Canadian politician (1881–1966)

Earle Goodwin Cook (November 9, 1881 – April 20, 1966) was a provincial politician from Alberta, Canada. He served as a member of the Legislative Assembly of Alberta from 1921 to 1930 sitting with the United Farmers caucus in government.

==Political career==
Cook ran for a seat to the Alberta Legislature in the 1921 Alberta general election as a United Farmers candidate in the Pincher Creek electoral district. The race for the seat was hotly contested with four candidates running. Cook defeated Liberal candidate Harvey Bossenberry by 101 votes and the two others by even more, and won the seat for the Farmers party.

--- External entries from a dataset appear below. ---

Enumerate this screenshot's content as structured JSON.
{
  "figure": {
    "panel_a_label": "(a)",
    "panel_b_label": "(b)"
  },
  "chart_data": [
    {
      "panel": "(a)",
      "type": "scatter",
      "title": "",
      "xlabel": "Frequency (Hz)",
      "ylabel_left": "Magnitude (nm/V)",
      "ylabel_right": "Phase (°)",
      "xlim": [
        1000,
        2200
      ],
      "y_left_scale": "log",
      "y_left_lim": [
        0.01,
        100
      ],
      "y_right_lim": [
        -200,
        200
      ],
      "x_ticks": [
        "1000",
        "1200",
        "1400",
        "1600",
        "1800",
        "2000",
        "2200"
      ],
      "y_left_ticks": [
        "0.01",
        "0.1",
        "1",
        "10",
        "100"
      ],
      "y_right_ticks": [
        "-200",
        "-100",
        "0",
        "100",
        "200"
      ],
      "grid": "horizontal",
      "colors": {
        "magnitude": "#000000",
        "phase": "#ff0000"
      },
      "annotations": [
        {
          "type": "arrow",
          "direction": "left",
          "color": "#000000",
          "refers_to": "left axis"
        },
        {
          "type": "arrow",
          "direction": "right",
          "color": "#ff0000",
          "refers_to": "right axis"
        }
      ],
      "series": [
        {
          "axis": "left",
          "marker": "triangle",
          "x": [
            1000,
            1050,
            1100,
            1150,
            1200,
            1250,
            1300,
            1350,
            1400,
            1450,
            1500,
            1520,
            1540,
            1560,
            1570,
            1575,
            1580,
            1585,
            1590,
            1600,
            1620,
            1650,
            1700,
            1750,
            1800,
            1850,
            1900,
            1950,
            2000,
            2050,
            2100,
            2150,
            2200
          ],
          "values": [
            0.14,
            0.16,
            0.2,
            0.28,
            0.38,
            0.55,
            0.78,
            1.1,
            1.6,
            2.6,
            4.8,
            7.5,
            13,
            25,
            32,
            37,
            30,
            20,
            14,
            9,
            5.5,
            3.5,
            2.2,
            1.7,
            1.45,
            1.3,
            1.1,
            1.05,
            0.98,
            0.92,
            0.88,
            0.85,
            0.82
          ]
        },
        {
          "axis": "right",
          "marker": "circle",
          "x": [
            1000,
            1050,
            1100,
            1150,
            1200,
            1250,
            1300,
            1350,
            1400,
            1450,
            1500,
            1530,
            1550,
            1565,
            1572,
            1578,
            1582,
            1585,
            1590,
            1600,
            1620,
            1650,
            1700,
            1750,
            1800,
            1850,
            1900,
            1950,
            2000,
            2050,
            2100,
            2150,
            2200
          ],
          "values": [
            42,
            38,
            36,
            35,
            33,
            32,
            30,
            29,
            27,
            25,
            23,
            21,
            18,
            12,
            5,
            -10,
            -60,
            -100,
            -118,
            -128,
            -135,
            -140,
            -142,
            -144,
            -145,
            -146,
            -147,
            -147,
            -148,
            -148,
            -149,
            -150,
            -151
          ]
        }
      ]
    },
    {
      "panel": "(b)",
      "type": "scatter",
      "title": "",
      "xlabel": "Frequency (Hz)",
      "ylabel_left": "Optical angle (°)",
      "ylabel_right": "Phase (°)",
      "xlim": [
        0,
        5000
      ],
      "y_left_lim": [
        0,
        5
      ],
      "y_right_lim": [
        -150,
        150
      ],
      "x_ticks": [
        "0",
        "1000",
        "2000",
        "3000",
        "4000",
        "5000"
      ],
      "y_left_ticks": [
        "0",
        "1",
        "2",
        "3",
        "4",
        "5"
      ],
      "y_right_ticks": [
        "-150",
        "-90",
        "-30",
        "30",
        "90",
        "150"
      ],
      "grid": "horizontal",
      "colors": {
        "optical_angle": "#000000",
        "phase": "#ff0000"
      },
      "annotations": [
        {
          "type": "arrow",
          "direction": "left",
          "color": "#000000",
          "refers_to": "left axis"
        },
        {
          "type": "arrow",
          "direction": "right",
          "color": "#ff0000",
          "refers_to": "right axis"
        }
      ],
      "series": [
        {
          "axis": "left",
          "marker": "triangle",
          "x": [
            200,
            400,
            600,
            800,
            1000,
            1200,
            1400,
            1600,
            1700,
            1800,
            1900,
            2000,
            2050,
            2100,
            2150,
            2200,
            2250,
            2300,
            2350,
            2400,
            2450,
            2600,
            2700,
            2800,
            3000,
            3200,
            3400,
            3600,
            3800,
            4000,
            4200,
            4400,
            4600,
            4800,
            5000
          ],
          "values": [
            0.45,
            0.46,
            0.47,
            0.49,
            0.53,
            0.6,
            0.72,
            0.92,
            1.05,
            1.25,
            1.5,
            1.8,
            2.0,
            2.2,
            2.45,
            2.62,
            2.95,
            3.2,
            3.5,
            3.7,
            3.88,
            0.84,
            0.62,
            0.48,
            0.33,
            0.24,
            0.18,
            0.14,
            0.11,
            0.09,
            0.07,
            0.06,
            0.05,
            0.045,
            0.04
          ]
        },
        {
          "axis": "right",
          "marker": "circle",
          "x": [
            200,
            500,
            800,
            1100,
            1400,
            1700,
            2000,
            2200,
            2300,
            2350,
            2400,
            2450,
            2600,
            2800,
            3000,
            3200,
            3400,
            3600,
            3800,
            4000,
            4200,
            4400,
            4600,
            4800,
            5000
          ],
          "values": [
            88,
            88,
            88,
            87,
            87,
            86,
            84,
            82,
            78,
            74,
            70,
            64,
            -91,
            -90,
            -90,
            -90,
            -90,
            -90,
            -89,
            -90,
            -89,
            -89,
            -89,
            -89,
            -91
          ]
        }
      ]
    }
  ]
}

The 1926 Alberta general election saw Cook and Bossenberry face each other again. As well, Conservative R.O. Allison was in the running. In the first count of ballots, Bossenberry received the most votes but less than a majority of votes cast. The vote count process then went to a second round of counting - the votes of the supporters of the third-place candidate, Conservative R.O. Allison, were transferred. Cook received most of them and won by 52 votes over Bossenberry. This and the Bow Valley contest were the only instances in this election where a candidate who lead in the first count was not elected in the end, due to the instant-runoff voting system.

Cook ran for re-election in the 1930 Alberta general election. He again faced Bossenberry, this time in a straight two-way fight. Bossenberry edged Cook out by 39 votes to win the seat.

Cook tried to regain his seat, running in the 1935 Alberta general election. Four candidates were in the race this time. Cook again faced Bossenberry. Both Bossenberry and Cook were unsuccessful. Bossenberry was in second place; Cook was in a very distant fourth place. Social Credit candidate Roy Taylor won the seat by a majority of votes on the first round of counting.